Well, it’s been a looong time since I added any new posts to my blog – almost 4 years! I was busy 😉
In my day job, a lot of my time is spent automating manual tasks. Recently I was asked to look at automating the process of tidying up server reports to give clean data to be used to create a tracker. The data was supplied in xlsb format (Excel binary) and contained a lot of duplicate rows which needed to be removed. The manual process was to open the file in Excel, navigate to the ‘Data’ tab of the ribbon and choose ‘Remove Duplicates’ – this defaulted to all columns being selected so clicking ‘OK’ did the job.
The automated script needed to run across many(!) xlsb files and I found that Excel ran out of memory after the first few if I relied on Excel macros to open multiple consecutive files. My solution was to use PowerShell – this meant that Excel could be closed between workbooks and so free up memory.

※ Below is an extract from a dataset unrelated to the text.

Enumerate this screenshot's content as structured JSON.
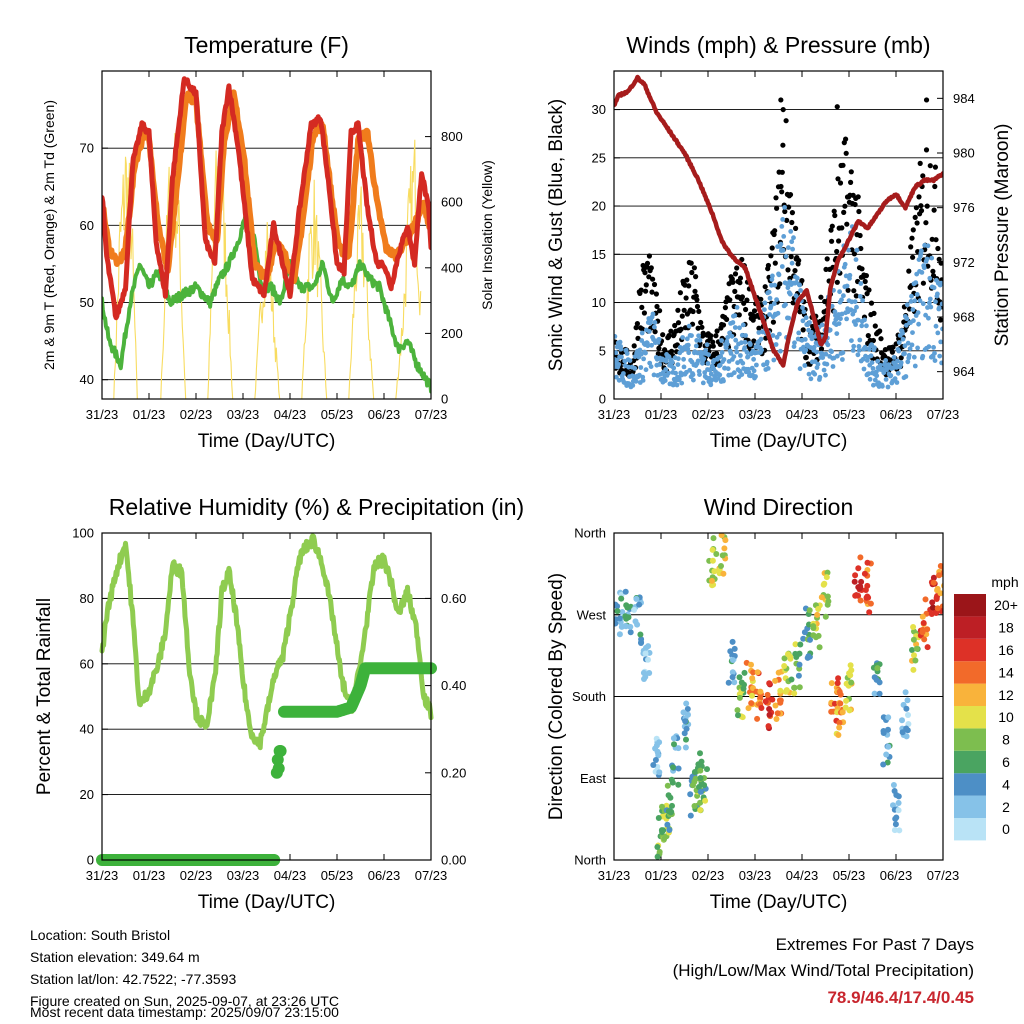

There was a lot of trial and error to get the .RemoveDuplicates() part of the script to work, the MSDN docs say that columns are optional, but that does not seem to be the case. My solution was to make an array with the column numbers.
The relevant parts of the script are below – hopefully it will help someone!
Param([String]$filepath) # to get the file name at the command line.
$xl = New-Object -ComObject "Excel.Application"
$wb = $xl.Workbooks.open($filepath) # open the workbook
$ws = $wb.Sheets.Item("Sheet1") # specify the worksheet
$columns = 1, 2, 3, 4, 5 # create an array of column numbers
$ws.UsedRange.RemoveDuplicates($columns) # remove duplicates
I then had code that saved the deduplicated sheet.
Let me know if this helps, or if you have a better way of doing it!